Asian Americans make up one of the most well-represented minority groups at the University. But their path to Ann Arbor isn’t always easy – especially if it starts in Detroit.

Angela Cesere
High school student Mai Chou Lor speaks about her involvement in the Detroit Asian Youth Project during an event in South Quad Residence Hall last night. (STEVEN TAI/Daily)

Maichou Lor and Dia Shia Yang, both high school seniors of Hmong heritage, and history Prof. Scott Kurashige underscored this point at a forum hosted by the United Asian American Organizations last night in South Quad Residence Hall.

Students at Detroit’s Osborn High School, Lor and Yang spoke about the difficulties of being Hmong in Detroit. They said their traditional familial obligations and immigrant parents who speak little English often make their high school careers different from the typical American experience.

The Hmong are one of the largest ethnic minority groups in Southeast Asia. Many Hmong fled from Laos to the United States during the Vietnam War and the Laotian conflict. In the United States, Hmong are among the least affluent Asian immigrant groups. Detroit is home to one of the largest concentrations of Hmong in the United States.

Lor and Yang described what it is like to attend a high school often criticized for its lack of resources and tension among students. Dropouts, too, are common. When Lor started at Osborn in 2003, there were about 700 students in her class. Now there are 200.

Lor and Yang both participate in the Detroit Asian Youth Project, a student-founded group based in Detroit. The group’s mission is to help Asian American teenagers in Detroit learn about Asian cultures, develop leadership skills and promote social and political self-awareness. The DAY Project mostly works with Hmong youth. Hmong make up the majority of Detroit’s Asian community, said Emily Lawsin, a lecturer in Asian/Pacific Islander American Studies.

“(It) really helps us in learning about society,” said Lor, who said she works two jobs outside of school to support her family. “It inspires us to be college students.”

She said she plans to attend college. Her parents want her to go to school in Detroit.

Yang, though, said her parents will let her go to school anywhere in Michigan. But she plans to return to the city she grew up in.

“Wherever I go – (Detroit) is my hometown,” she said. “I’m definitely coming back to Detroit.”

That’s exactly the attitude the DAY Project advocates.

On its homepage, the group lists “Detroit revitalization” and “Chinatown revitalization” among its interests.

Yang said the DAY Project activity that inspired her most was a scavenger hunt in a neighborhood between 8 Mile and 6 Mile roads. The participants combed the streets to determine the ratio of vacant lots and abandoned houses (more than 60) to police cars (two).

“That kind of made me feel I have to come back,” Yang said.

After the two teens spoke, organizers played a short video advertising the DAY Project, filmed by participants in the project.

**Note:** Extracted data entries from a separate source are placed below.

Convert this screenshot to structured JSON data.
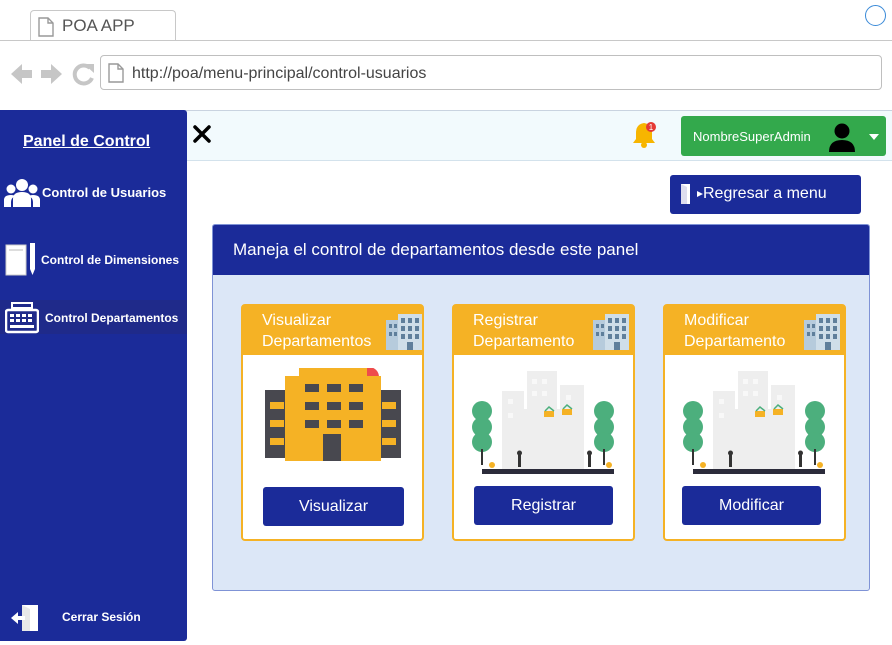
{
  "browser": {
    "tab_title": "POA APP",
    "url": "http://poa/menu-principal/control-usuarios"
  },
  "sidebar": {
    "title": "Panel de Control",
    "items": [
      {
        "label": "Control de Usuarios",
        "icon": "users-icon"
      },
      {
        "label": "Control de Dimensiones",
        "icon": "document-pen-icon"
      },
      {
        "label": "Control Departamentos",
        "icon": "register-icon"
      }
    ],
    "logout_label": "Cerrar Sesión"
  },
  "topbar": {
    "notification_count": "1",
    "user_name": "NombreSuperAdmin"
  },
  "back_button": {
    "label": "Regresar a menu"
  },
  "panel": {
    "title": "Maneja el control de departamentos desde este panel",
    "cards": [
      {
        "title_line1": "Visualizar",
        "title_line2": "Departamentos",
        "button": "Visualizar"
      },
      {
        "title_line1": "Registrar",
        "title_line2": "Departamento",
        "button": "Registrar"
      },
      {
        "title_line1": "Modificar",
        "title_line2": "Departamento",
        "button": "Modificar"
      }
    ]
  },
  "colors": {
    "primary": "#1b2b99",
    "accent": "#f5b225",
    "success": "#33a94c",
    "panel_bg": "#dce7f7"
  }
}
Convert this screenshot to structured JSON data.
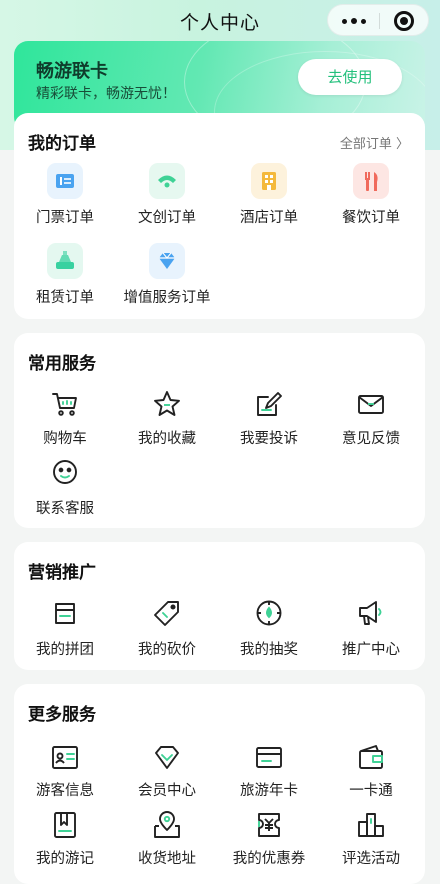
{
  "nav": {
    "title": "个人中心"
  },
  "banner": {
    "title": "畅游联卡",
    "subtitle": "精彩联卡，畅游无忧！",
    "button": "去使用"
  },
  "orders": {
    "title": "我的订单",
    "all_link": "全部订单 〉",
    "items": [
      {
        "label": "门票订单",
        "icon": "ticket-icon",
        "color": "#4aa3f0"
      },
      {
        "label": "文创订单",
        "icon": "fan-icon",
        "color": "#3fd296"
      },
      {
        "label": "酒店订单",
        "icon": "hotel-icon",
        "color": "#f4b93c"
      },
      {
        "label": "餐饮订单",
        "icon": "utensils-icon",
        "color": "#f06a5c"
      },
      {
        "label": "租赁订单",
        "icon": "rental-icon",
        "color": "#38d1a0"
      },
      {
        "label": "增值服务订单",
        "icon": "diamond-icon",
        "color": "#4aa3f0"
      }
    ]
  },
  "common": {
    "title": "常用服务",
    "items": [
      {
        "label": "购物车",
        "icon": "cart-icon"
      },
      {
        "label": "我的收藏",
        "icon": "star-icon"
      },
      {
        "label": "我要投诉",
        "icon": "edit-icon"
      },
      {
        "label": "意见反馈",
        "icon": "mail-icon"
      },
      {
        "label": "联系客服",
        "icon": "service-face-icon"
      }
    ]
  },
  "marketing": {
    "title": "营销推广",
    "items": [
      {
        "label": "我的拼团",
        "icon": "group-bag-icon"
      },
      {
        "label": "我的砍价",
        "icon": "price-tag-icon"
      },
      {
        "label": "我的抽奖",
        "icon": "lottery-icon"
      },
      {
        "label": "推广中心",
        "icon": "megaphone-icon"
      }
    ]
  },
  "more": {
    "title": "更多服务",
    "items": [
      {
        "label": "游客信息",
        "icon": "id-card-icon"
      },
      {
        "label": "会员中心",
        "icon": "vip-diamond-icon"
      },
      {
        "label": "旅游年卡",
        "icon": "card-icon"
      },
      {
        "label": "一卡通",
        "icon": "wallet-icon"
      },
      {
        "label": "我的游记",
        "icon": "book-icon"
      },
      {
        "label": "收货地址",
        "icon": "map-pin-icon"
      },
      {
        "label": "我的优惠券",
        "icon": "coupon-icon"
      },
      {
        "label": "评选活动",
        "icon": "ranking-icon"
      }
    ]
  }
}
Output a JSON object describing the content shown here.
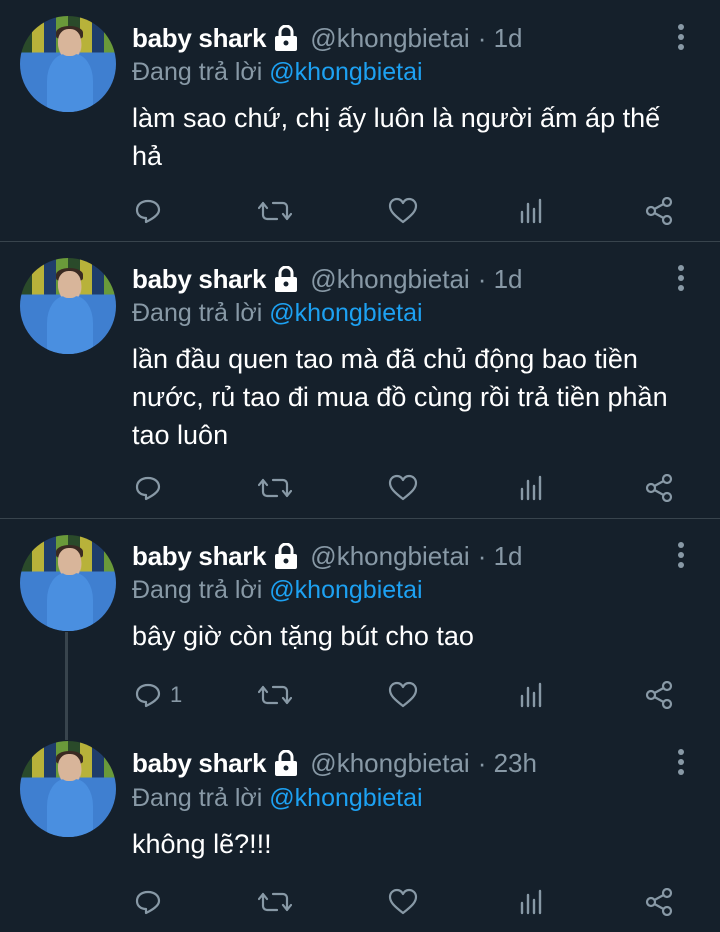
{
  "tweets": [
    {
      "name": "baby shark",
      "handle": "@khongbietai",
      "time": "· 1d",
      "reply_prefix": "Đang trả lời",
      "reply_to": "@khongbietai",
      "text": "làm sao chứ, chị ấy luôn là người ấm áp thế hả",
      "reply_count": ""
    },
    {
      "name": "baby shark",
      "handle": "@khongbietai",
      "time": "· 1d",
      "reply_prefix": "Đang trả lời",
      "reply_to": "@khongbietai",
      "text": "lần đầu quen tao mà đã chủ động bao tiền nước, rủ tao đi mua đồ cùng rồi trả tiền phần tao luôn",
      "reply_count": ""
    },
    {
      "name": "baby shark",
      "handle": "@khongbietai",
      "time": "· 1d",
      "reply_prefix": "Đang trả lời",
      "reply_to": "@khongbietai",
      "text": "bây giờ còn tặng bút cho tao",
      "reply_count": "1"
    },
    {
      "name": "baby shark",
      "handle": "@khongbietai",
      "time": "· 23h",
      "reply_prefix": "Đang trả lời",
      "reply_to": "@khongbietai",
      "text": "không lẽ?!!!",
      "reply_count": ""
    }
  ],
  "icons": {
    "lock": "lock-icon",
    "more": "more-vertical-icon",
    "reply": "reply-icon",
    "retweet": "retweet-icon",
    "like": "heart-icon",
    "analytics": "analytics-icon",
    "share": "share-icon"
  },
  "colors": {
    "background": "#15202b",
    "muted": "#8899a6",
    "link": "#1da1f2",
    "divider": "#38444d"
  }
}
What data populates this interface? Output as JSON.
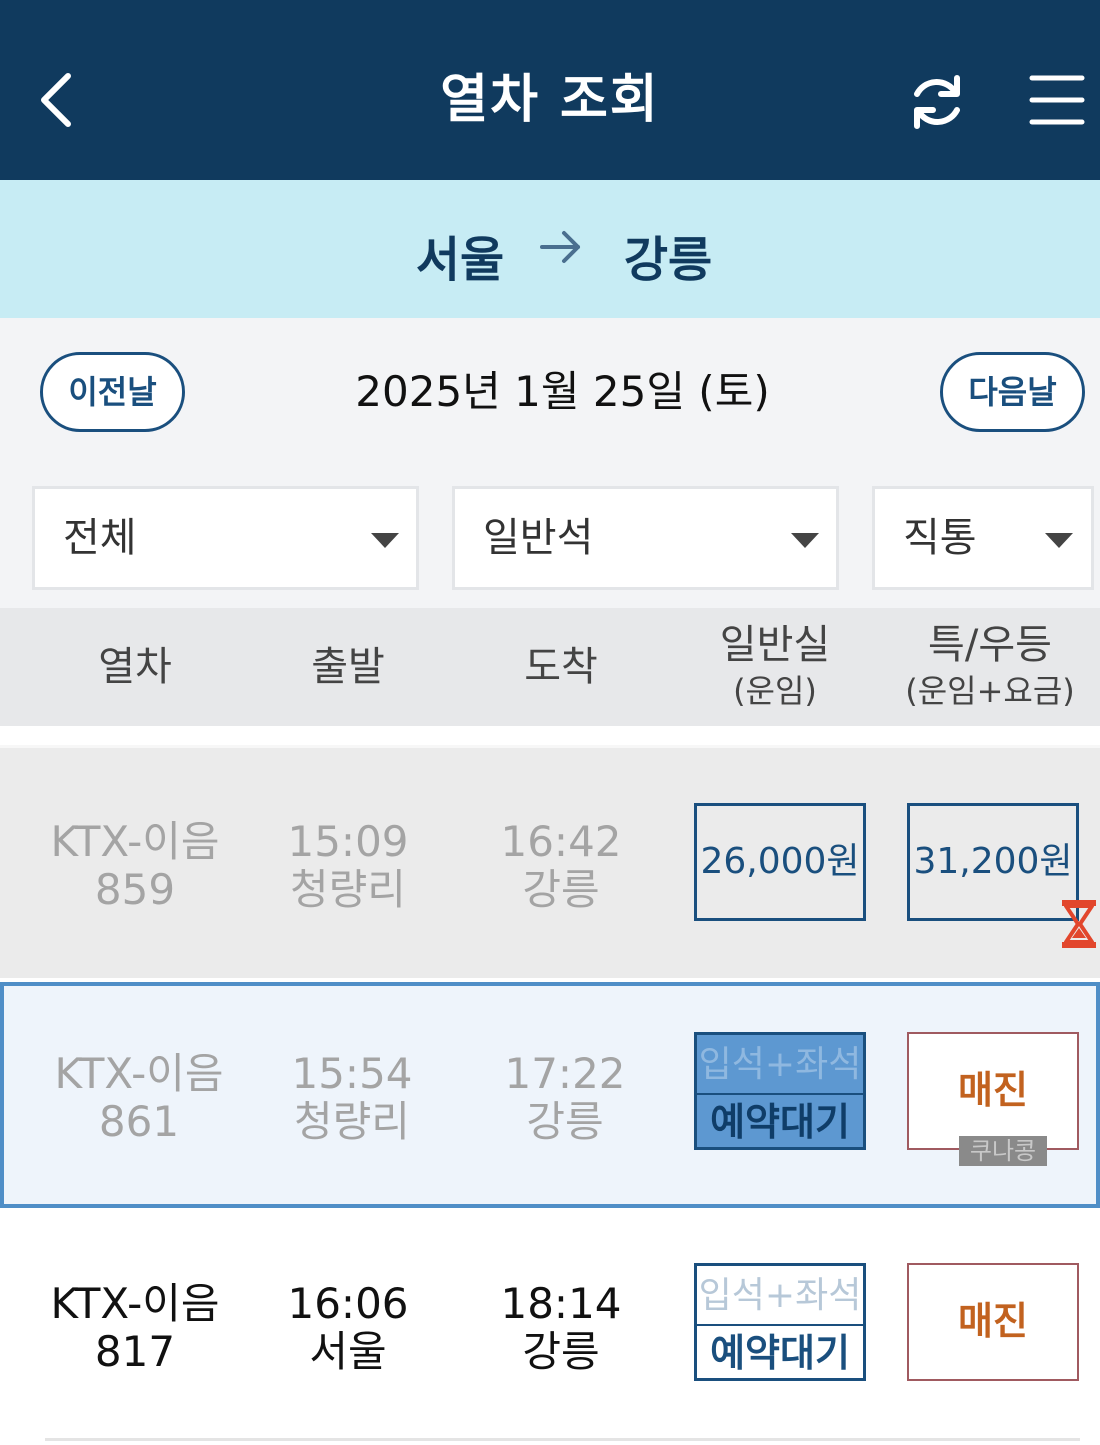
{
  "header": {
    "title": "열차 조회",
    "back_icon": "chevron-left-icon",
    "refresh_icon": "refresh-icon",
    "menu_icon": "hamburger-menu-icon"
  },
  "route": {
    "from": "서울",
    "to": "강릉"
  },
  "date_nav": {
    "prev_label": "이전날",
    "date": "2025년 1월 25일 (토)",
    "next_label": "다음날"
  },
  "filters": {
    "train_type": "전체",
    "seat_class": "일반석",
    "route_type": "직통"
  },
  "columns": {
    "train": "열차",
    "departure": "출발",
    "arrival": "도착",
    "standard": "일반실",
    "standard_sub": "(운임)",
    "first": "특/우등",
    "first_sub": "(운임+요금)"
  },
  "trains": [
    {
      "name": "KTX-이음",
      "number": "859",
      "dep_time": "15:09",
      "dep_station": "청량리",
      "arr_time": "16:42",
      "arr_station": "강릉",
      "standard_price": "26,000원",
      "first_price": "31,200원"
    },
    {
      "name": "KTX-이음",
      "number": "861",
      "dep_time": "15:54",
      "dep_station": "청량리",
      "arr_time": "17:22",
      "arr_station": "강릉",
      "standard_top": "입석+좌석",
      "standard_bottom": "예약대기",
      "first_status": "매진",
      "coupon": "쿠나콩"
    },
    {
      "name": "KTX-이음",
      "number": "817",
      "dep_time": "16:06",
      "dep_station": "서울",
      "arr_time": "18:14",
      "arr_station": "강릉",
      "standard_top": "입석+좌석",
      "standard_bottom": "예약대기",
      "first_status": "매진"
    }
  ],
  "colors": {
    "header_bg": "#103a5e",
    "route_bg": "#c7ecf4",
    "accent": "#1a4f7e",
    "sold_out_text": "#c2621f",
    "selected_row_border": "#4f8ec7"
  }
}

Later, Kurashige lectured on white flight in Detroit and Warren and discrimination in metro Detroit against Asian-Americans Detroiters. Much of the racist sentiment against Asians in the area is rooted in people feeling that immigrants pose a threat to white Americans’ jobs, he said.

The decline of the auto manufacturing industry, he said, has made that dynamic particularly pronounced in Detroit.